The District Court upheld the exporting of the interest rate, but the Second Circuit subsequently overturned the ruling and stated that once the Delaware bank had sold the entire account to a non-bank, the non-bank holder of the account could not rely on the federal pre-emption relied on by the Delaware bank. However, the Second Circuit remanded the case to the District Court to determine whether the law of the State of the consumer or the governing law of the underlying contract would apply.
In the context of marketplace lending, the decision creates concerns by non-bank holders of marketplace loans that they may not be able to enforce collection on a loan if the interest rate on the loan is above the relevant State usury rate.”
“The Madden ruling has the greatest impact in the consumer sector, where civil usury limits come into play. The ruling has implications for everyone involved in marketplace lending, especially as loans move from platforms to investment vehicles to securitization vehicles. It has precipitated a good deal of proactive structuring to allow issuers to get comfortable that the ruling won't interfere with cash flows, nor subject them to any sanctions.”
Camp also noted that “With respect to Madden, the district court will need to determine which State usury rate applies. Beyond the specific facts in Madden, the appropriate State usury limit may depend on the law of both the State where the loan was originated and the State in which the borrower resides. It will be interesting to see if the Supreme Court decides to review the decision.”
When asked to opine on the ramifications of the Madden decision being adopted by other States, Camp shared, “A number of other States also have precedents that are the contrary to Madden. But there are cases in other States, such as West Virginia, that are not as favorable.”

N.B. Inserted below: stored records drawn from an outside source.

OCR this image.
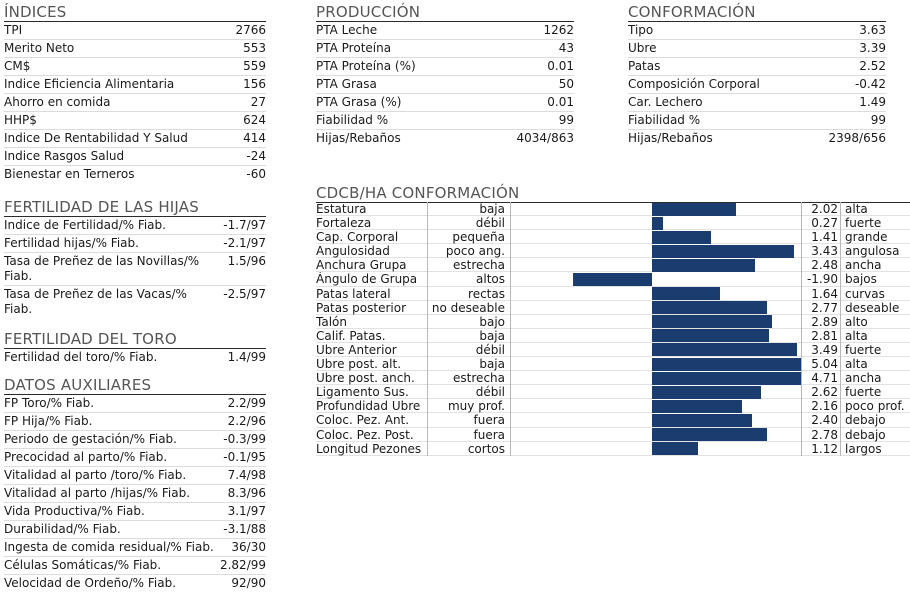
ÍNDICES
TPI	2766
Merito Neto	553
CM$	559
Indice Eficiencia Alimentaria	156
Ahorro en comida	27
HHP$	624
Indice De Rentabilidad Y Salud	414
Indice Rasgos Salud	-24
Bienestar en Terneros	-60
FERTILIDAD DE LAS HIJAS
Indice de Fertilidad/% Fiab.	-1.7/97
Fertilidad hijas/% Fiab.	-2.1/97
Tasa de Preñez de las Novillas/% Fiab.
1.5/96
Tasa de Preñez de las Vacas/% Fiab.
-2.5/97
FERTILIDAD DEL TORO
Fertilidad del toro/% Fiab.	1.4/99
DATOS AUXILIARES
FP Toro/% Fiab.	2.2/99
FP Hija/% Fiab.	2.2/96
Periodo de gestación/% Fiab.	-0.3/99
Precocidad al parto/% Fiab.	-0.1/95
Vitalidad al parto /toro/% Fiab.	7.4/98
Vitalidad al parto /hijas/% Fiab.	8.3/96
Vida Productiva/% Fiab.	3.1/97
Durabilidad/% Fiab.	-3.1/88
Ingesta de comida residual/% Fiab.	36/30
Células Somáticas/% Fiab.	2.82/99
Velocidad de Ordeño/% Fiab.	92/90
PRODUCCIÓN
PTA Leche	1262
PTA Proteína	43
PTA Proteína (%)	0.01
PTA Grasa	50
PTA Grasa (%)	0.01
Fiabilidad %	99
Hijas/Rebaños	4034/863
CONFORMACIÓN
Tipo	3.63
Ubre	3.39
Patas	2.52
Composición Corporal	-0.42
Car. Lechero	1.49
Fiabilidad %	99
Hijas/Rebaños	2398/656
CDCB/HA CONFORMACIÓN
Estatura	baja	2.02 alta
Fortaleza	débil	0.27 fuerte
Cap. Corporal	pequeña	1.41 grande
Angulosidad	poco ang.	3.43 angulosa
Anchura Grupa	estrecha	2.48 ancha
Ángulo de Grupa	altos	-1.90 bajos
Patas lateral	rectas	1.64 curvas
Patas posterior	no deseable	2.77 deseable
Talón	bajo	2.89 alto
Calif. Patas.	baja	2.81 alta
Ubre Anterior	débil	3.49 fuerte
Ubre post. alt.	baja	5.04 alta
Ubre post. anch.	estrecha	4.71 ancha
Ligamento Sus.	débil	2.62 fuerte
Profundidad Ubre	muy prof.	2.16 poco prof.
Coloc. Pez. Ant.	fuera	2.40 debajo
Coloc. Pez. Post.	fuera	2.78 debajo
Longitud Pezones	cortos	1.12 largos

Morriello further explained:
“Generally speaking, usury is a matter controlled by State law and, therefore, the outcome of situations like the Madden case will likely vary State-to-State. For States that have adopted the Uniform Consumer Credit Code (UCCC), the law of the State in which the consumer resides will generally control. However, in States that aren't subject to the UCCC, a further analysis must be made as to whether the controlling law will be the law in which the consumer resides or the governing law of the contract.
Against this backdrop, during the aggregation phase prior to tapping the capital markets, various provisions are being inserted in financing documents for loans to become ineligible if Madden spreads to jurisdictions beyond those located in the Second Circuit.”
During the interview, SCI noted that the Treasury, in its RFI, asked if marketplace lending platforms should be required to have skin in the game for the loans they originate. Morriello commented on how this issue is likely to play out. He stated:
“Our view is that there needs to be alignment of interest among participants in the market, but that the Dodd-Frank provisions are adequate to cover ABS investors that aren't 'at the table' to negotiate risk retention into their own contracts. Generally under these provisions, the sponsor in a securitization is required to hold 5% of the risk associated with the ABS.
That 5% can be attained in different formats, from horizontal to vertical or even L-shaped tranches. The goal is to encourage sponsors to “issue responsibly because they're retaining 5% of the risk.
Marketplace lending securitization participants generally include the originating bank, the platform, the aggregator (which buys the loans from platforms to then securities) and the ABS issuer (which is normally an affiliate of the aggregator). The view of many trade organizations is that these parties are able to negotiate for themselves the appropriate level of risk that they should take and that regulation isn't necessary to protect them.”